A wireless instrumented milling cutter system with embedded PVDF sensors

Among all the monitoring data which could be captured in a machining process, the cutting forces could convey key knowledge on the conditions of the process. When the machining involves a single cutting edge the relationship between the output forces (measured with off-the-shelf dynamometers) and condition of the process, is somehow straight forward. However, when multiple cutting edges are in contact with the workpiece, the conventional dynamometers, that cannot separate the reaction forces on each cutting edge, lose significant information that could be used to in-detail monitor the machining process.

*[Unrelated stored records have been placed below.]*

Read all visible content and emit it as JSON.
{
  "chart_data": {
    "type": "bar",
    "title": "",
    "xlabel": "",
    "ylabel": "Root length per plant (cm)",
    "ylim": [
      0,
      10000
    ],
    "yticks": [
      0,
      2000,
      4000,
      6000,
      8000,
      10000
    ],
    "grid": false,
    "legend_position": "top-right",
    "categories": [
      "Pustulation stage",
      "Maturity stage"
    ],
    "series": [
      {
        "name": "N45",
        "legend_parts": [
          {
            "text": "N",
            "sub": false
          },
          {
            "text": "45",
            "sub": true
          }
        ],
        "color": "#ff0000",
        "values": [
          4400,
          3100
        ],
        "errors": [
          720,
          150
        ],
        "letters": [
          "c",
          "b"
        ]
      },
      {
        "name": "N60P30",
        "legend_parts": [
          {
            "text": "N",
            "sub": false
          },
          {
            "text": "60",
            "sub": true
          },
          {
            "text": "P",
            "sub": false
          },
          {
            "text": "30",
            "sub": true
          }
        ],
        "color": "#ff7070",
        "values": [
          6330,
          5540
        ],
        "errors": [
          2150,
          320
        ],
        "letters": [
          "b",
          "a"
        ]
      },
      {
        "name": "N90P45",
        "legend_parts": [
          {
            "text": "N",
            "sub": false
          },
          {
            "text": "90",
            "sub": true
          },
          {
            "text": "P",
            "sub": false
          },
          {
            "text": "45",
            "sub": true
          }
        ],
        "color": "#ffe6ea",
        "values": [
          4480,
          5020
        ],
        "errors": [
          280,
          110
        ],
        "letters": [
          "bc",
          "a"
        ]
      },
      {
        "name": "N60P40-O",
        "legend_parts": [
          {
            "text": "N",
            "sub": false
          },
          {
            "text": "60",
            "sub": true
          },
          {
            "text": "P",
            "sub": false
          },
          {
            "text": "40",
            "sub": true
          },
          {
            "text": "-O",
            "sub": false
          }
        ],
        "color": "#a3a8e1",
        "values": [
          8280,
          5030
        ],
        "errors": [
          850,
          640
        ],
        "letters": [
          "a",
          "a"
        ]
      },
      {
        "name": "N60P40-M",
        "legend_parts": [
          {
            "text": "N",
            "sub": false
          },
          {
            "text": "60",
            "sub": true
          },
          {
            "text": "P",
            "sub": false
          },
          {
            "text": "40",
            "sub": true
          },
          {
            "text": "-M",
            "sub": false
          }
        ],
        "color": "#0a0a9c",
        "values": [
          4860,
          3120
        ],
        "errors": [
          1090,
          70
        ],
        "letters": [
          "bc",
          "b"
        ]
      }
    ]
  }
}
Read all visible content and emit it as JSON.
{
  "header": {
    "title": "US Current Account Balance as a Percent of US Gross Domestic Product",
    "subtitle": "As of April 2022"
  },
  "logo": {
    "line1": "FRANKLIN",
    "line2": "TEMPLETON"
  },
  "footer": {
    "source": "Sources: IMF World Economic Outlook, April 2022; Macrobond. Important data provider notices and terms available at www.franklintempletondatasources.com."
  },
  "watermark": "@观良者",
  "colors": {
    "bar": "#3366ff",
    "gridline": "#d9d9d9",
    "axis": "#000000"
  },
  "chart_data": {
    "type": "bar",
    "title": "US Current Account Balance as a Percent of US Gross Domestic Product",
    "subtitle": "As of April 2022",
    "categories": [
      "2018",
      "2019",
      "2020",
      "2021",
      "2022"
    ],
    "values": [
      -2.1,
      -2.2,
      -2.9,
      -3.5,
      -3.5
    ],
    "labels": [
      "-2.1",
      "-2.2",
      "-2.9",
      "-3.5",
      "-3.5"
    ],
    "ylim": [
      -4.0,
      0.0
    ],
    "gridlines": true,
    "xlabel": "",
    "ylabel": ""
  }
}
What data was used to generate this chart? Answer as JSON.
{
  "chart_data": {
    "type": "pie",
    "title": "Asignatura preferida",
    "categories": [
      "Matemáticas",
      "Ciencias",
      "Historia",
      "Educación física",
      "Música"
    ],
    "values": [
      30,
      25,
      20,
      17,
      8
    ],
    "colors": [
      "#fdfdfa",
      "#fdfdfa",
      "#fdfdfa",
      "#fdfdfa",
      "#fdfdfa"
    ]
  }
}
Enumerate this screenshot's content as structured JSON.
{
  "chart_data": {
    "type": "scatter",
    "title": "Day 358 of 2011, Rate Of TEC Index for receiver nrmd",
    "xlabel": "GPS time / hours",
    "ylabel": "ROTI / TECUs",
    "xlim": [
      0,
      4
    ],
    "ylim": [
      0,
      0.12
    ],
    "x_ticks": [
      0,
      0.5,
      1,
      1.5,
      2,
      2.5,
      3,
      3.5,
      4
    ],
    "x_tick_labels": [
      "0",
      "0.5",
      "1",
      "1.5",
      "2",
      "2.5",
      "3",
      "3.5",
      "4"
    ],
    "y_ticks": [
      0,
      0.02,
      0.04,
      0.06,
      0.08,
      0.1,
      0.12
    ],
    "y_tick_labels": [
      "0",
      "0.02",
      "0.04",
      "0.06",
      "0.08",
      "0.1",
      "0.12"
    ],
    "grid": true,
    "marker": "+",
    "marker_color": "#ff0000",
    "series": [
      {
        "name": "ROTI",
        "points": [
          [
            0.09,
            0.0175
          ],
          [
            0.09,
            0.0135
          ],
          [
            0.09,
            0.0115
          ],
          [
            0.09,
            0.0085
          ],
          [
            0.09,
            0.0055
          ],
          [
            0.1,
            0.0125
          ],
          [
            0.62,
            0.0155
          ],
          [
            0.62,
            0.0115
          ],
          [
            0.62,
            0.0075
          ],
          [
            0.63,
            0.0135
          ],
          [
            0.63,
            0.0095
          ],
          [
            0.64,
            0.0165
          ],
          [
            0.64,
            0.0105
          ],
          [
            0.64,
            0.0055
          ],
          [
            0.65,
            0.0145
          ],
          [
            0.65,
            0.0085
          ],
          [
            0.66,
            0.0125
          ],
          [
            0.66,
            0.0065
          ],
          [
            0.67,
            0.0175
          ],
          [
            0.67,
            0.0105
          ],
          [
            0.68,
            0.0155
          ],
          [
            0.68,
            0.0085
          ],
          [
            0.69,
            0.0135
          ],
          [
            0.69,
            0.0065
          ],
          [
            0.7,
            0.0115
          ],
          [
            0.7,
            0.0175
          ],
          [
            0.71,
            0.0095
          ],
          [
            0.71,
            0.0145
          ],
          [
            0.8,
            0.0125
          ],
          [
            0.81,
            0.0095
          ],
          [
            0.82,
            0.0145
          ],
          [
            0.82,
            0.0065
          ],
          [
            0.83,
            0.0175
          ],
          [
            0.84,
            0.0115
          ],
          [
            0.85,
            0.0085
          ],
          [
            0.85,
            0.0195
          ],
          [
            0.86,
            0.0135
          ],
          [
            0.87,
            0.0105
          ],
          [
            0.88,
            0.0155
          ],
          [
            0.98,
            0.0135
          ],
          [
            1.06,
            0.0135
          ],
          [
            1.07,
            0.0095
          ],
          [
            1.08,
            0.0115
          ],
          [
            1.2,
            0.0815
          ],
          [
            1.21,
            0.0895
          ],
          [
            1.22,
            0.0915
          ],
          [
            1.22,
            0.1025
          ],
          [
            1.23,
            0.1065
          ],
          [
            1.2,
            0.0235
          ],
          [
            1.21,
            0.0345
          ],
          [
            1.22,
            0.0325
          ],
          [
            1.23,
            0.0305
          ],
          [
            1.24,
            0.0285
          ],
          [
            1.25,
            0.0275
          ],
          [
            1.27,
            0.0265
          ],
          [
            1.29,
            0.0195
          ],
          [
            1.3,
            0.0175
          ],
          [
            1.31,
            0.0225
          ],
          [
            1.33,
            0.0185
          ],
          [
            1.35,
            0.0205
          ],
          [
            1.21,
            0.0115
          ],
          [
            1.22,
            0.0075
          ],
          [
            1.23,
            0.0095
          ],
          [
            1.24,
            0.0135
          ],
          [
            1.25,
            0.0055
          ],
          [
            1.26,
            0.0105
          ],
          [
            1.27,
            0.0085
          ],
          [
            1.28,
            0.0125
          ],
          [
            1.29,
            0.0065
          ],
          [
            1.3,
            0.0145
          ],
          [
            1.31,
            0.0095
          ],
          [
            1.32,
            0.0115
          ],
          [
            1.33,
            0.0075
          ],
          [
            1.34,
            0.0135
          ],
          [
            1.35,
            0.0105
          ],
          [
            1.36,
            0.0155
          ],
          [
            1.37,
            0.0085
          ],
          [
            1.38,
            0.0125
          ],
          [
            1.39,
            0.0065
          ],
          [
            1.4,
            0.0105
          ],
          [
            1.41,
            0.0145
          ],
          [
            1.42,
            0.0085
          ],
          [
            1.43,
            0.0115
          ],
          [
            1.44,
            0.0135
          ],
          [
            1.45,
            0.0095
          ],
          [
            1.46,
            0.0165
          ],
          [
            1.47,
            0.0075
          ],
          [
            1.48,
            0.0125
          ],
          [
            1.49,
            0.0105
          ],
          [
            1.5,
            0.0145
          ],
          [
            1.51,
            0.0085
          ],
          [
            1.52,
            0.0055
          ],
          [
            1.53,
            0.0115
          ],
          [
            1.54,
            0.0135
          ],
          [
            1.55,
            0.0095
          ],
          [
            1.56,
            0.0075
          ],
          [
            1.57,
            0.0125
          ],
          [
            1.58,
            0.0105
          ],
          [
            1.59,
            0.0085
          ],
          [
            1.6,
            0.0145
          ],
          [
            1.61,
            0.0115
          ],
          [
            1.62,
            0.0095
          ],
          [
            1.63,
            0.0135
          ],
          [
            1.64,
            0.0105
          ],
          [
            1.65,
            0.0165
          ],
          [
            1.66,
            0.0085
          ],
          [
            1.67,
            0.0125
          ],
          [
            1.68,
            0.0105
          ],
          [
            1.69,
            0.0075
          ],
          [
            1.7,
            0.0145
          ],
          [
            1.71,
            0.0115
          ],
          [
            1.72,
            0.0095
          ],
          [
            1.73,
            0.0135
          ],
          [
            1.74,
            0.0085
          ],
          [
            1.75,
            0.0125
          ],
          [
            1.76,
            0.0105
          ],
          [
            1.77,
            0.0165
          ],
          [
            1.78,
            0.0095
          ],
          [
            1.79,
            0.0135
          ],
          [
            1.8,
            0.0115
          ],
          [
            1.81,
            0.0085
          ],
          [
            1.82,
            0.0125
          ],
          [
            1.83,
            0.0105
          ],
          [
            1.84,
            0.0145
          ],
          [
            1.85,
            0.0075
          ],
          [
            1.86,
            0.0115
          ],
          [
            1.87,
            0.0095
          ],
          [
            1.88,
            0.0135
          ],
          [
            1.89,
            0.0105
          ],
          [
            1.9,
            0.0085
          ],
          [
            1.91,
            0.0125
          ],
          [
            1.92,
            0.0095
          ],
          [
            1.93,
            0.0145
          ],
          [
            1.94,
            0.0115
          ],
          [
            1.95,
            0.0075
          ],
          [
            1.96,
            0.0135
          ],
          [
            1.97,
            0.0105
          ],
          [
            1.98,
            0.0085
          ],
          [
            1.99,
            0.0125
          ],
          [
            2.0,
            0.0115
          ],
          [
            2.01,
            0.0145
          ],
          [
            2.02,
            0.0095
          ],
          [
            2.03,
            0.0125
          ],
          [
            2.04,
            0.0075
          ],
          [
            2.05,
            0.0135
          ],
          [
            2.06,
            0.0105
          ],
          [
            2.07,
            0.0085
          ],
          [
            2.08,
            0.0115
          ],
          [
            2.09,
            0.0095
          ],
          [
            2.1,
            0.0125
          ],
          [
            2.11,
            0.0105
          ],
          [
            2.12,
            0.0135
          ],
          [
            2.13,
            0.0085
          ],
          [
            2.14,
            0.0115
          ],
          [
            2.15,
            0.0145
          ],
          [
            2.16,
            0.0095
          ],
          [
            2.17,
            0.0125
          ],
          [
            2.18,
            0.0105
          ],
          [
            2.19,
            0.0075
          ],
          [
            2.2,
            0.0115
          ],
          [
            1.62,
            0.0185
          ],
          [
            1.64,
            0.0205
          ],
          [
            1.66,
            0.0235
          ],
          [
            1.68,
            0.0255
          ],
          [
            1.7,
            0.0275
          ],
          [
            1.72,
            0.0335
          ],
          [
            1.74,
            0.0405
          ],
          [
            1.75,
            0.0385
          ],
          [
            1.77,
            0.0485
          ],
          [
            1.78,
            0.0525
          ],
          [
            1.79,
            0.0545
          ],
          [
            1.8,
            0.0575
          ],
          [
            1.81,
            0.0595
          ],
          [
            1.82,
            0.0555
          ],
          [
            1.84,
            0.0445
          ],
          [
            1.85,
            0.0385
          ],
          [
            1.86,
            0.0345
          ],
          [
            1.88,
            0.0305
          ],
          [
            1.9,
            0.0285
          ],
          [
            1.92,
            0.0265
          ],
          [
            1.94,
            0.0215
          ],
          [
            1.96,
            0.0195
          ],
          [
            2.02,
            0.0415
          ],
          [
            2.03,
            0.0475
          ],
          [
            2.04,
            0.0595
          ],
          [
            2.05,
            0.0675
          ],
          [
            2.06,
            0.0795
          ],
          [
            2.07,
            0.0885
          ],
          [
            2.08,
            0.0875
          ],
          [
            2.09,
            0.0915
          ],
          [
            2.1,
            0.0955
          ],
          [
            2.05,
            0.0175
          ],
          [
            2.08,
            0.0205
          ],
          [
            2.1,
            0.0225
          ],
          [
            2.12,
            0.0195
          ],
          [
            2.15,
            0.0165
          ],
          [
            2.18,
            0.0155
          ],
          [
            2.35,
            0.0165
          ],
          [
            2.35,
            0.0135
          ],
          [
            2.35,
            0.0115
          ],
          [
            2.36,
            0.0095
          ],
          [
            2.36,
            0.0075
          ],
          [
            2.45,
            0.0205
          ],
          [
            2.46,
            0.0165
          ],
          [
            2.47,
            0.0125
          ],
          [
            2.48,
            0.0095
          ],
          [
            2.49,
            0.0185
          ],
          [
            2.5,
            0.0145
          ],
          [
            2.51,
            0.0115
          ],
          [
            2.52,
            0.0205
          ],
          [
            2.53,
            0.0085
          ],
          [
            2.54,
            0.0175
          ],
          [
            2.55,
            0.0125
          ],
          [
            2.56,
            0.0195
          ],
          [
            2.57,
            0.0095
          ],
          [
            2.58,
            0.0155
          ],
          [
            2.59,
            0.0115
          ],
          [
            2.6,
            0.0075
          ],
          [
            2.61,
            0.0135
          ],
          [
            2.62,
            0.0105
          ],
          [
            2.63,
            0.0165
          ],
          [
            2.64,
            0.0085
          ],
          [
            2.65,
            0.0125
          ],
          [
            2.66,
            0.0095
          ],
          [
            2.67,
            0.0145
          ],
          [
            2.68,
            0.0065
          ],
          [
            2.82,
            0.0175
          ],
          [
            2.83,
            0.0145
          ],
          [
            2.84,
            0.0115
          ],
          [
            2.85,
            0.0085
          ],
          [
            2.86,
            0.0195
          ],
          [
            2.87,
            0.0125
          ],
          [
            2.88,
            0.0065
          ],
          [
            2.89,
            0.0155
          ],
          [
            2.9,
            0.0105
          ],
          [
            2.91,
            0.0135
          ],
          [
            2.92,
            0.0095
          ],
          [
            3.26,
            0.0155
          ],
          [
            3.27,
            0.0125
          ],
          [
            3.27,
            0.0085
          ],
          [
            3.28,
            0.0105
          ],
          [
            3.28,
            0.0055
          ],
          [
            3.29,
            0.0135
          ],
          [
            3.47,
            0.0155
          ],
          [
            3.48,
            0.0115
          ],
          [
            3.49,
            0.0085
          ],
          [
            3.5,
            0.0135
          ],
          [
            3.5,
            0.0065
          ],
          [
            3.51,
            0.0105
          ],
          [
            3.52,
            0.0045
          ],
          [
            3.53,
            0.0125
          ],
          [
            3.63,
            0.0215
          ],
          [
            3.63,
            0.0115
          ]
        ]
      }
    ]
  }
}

To this end, this paper presents a novel concept of instrumented wireless milling cutter system with embedded thin film sensors in each cutting inserts, thus the cutting forces acting on each cutting edge could be monitored without reducing the stiffness and dynamic characteristics of the machining system. For this to happen, a dedicated milling force decoupling model for the developed instrumented milling cutter system is proposed and calibrated, and for the first time the accurate on-line estimation of the separate inserts' working conditions is achieved. The validation demonstrates a satisfactory agreement between the forces measured from the dynamometer and the proposed monitoring system prototype with the error less than 10%. Furthermore, the experimental results also indicate that the monitoring system prototype could also identify the tool insert conditions such as worn and chipped, which could be of high relevance to the analysis of the insert failure mechanism and its progress. Not only the proposed method and easy implementable but above all, it allows the monitoring of the condition (e.g. worn, chipped) of each insert, ability that has not been previously reported.